Professor Marci Hamilton, founder and CEO of Child USA, discusses statute of limitations reforms during a presentation at a June 4 conference in Quincy, Massachusetts, titled, "Pivot to the Future: Marking 20 Years of Confronting Clergy Sex Abuse." (NCR/Brian Fraga)
"There is a sea change that has happened in the public understanding that has been created by your coming forward and your activism," Anne Barrett Doyle, co-director of BishopAccountability.org, told survivors during a panel discussion.
Because of survivors sharing their stories, Doyle said the public today understands that victims are often not ready to talk about their abuse until several decades have passed. She said that Catholics have also learned that a beloved parish priest can also be a sexual predator.
"And they now understand that the church hierarchy lied and lied and lied," said Doyle, who argued that the United States bishops and the Vatican have failed to implement meaningful reforms. She referred to the Charter for the Protection of Children and Young People — the norms the U.S. bishops adopted in June 2002 on responding to clergy sex abuse cases — as a nonbinding "public relations document."
"The Vatican doesn't care if the bishops follow the Charter, and the bishops know this. The only thing they have to follow is canon law," said Doyle, who also criticized Pope Francis' 2019 motu proprio Vos Estis Lex Mundi ("You Are the Light of the World") for allegedly failing to deliver on its promise to hold bishops accountable for covering up or not investigating clergy sex abuse.

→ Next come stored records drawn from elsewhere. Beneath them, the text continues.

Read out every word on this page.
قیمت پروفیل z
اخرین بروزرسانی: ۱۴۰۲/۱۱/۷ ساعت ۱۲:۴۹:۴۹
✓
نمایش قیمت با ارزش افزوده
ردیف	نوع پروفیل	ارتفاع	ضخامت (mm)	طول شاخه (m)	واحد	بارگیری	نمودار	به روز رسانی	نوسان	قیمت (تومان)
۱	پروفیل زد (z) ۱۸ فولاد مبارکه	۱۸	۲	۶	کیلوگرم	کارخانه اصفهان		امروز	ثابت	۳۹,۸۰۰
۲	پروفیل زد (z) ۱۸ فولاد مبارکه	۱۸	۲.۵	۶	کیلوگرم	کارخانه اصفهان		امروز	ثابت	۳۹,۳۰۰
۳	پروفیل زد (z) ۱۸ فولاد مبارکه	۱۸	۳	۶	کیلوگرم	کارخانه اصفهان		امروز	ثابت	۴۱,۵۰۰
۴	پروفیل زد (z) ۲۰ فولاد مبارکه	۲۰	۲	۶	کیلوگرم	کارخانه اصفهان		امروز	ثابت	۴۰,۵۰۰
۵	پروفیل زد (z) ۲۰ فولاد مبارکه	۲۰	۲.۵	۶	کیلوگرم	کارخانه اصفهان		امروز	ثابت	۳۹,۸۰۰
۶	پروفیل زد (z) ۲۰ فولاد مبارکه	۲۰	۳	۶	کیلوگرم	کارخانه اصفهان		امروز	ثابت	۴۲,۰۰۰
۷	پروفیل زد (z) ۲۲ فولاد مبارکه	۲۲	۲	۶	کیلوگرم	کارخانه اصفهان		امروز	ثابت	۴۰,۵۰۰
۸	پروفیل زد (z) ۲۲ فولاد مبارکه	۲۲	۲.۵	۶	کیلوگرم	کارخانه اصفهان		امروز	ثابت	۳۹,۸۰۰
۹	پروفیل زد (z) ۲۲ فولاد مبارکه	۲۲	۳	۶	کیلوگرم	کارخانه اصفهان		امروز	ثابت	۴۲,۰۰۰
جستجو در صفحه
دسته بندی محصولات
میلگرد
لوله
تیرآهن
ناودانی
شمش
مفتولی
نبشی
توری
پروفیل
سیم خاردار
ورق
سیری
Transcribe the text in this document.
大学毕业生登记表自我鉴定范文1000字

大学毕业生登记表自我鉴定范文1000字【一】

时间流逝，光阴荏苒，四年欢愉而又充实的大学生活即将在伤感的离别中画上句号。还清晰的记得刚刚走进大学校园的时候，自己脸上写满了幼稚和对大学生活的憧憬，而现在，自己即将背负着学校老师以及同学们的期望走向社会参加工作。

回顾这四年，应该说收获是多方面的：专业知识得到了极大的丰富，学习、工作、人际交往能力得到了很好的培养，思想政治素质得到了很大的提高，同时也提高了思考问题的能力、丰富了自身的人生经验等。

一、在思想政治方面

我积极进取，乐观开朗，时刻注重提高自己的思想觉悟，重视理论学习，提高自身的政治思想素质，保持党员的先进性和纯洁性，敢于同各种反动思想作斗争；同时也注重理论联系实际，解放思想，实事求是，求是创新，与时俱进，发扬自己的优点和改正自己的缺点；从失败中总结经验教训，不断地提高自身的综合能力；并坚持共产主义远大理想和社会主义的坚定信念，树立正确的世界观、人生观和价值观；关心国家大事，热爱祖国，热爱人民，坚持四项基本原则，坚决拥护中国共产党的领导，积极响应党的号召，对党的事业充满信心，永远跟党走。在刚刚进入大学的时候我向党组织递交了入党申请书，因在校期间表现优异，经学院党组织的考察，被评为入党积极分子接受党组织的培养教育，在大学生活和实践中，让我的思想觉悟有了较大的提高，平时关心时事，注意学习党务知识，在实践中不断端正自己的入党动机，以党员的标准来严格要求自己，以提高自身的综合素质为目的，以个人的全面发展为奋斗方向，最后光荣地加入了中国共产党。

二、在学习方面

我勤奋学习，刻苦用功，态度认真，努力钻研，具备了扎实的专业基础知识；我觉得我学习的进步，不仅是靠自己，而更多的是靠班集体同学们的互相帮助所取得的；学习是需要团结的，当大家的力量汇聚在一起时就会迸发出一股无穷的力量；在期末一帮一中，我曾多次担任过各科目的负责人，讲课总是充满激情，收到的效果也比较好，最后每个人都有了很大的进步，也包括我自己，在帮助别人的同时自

"What we've seen" from Vos Estis, Doyle said, "is a process that is totally controlled by the hierarchy, especially the Vatican." She noted that under Vos Estis, Archbishop Timothy Dolan of New York oversaw an investigation into his "good friend," Bishop Nicholas DiMarzio of Brooklyn, that resulted in DiMarzio being exonerated last year of decades-old sexual abuse allegations.
"It is the very essence of clericalism," Doyle said. "It is completely nontransparent. We don't know which bishops are being investigated or when they are sanctioned. And we don't know why they are sanctioned."
Advertisement
Terence McKiernan, co-founder and president of BishopAccountability.org, said their organization is working to compel more dioceses to release lists of clergy credibly accused of sexual abuse, and to also include the names of priests belonging to religious orders.
"What has changed in the world is absolutely remarkable," said McKiernan, who added that his organization today has a database of more than 7,500 Catholic priests credibly accused of sexual abuse. He said that such a list did not exist in 2002.
"That's because of the survivors in this room and all the other survivors," McKiernan said.
Looking on during McKiernan's remarks was Jim Saviano, the brother of the late Phil Saviano, a clergy sex abuse survivor and whistleblower who helped the Boston Globe's Spotlight team expose decades of clergy sex abuse and cover-up. He died last November at age 69 after a battle with gallbladder cancer. The conference was dedicated to Saviano's memory.
Among the survivors who attended the conference was Claude Leboeuf, who said he was sexually abused when he was around nine years old by the late Fr. James Porter, a notorious priest of the Diocese of Fall River, Massachusetts, who pled guilty in 1993 of molesting 28 children. Porter, who admitted to molesting as many as 100 children, died at age 70 in 2005.
Leboeuf, now 69, converted to Judaism four years ago after a lifetime of spiritual searching. He said he plans to become a local SNAP chapter leader in Providence, Rhode Island. Leboeuf said he wants to help other survivors.
"Essentially, I don't want to spend the rest of my life feeling pissed off at the world," he said. "I want to do something better than that."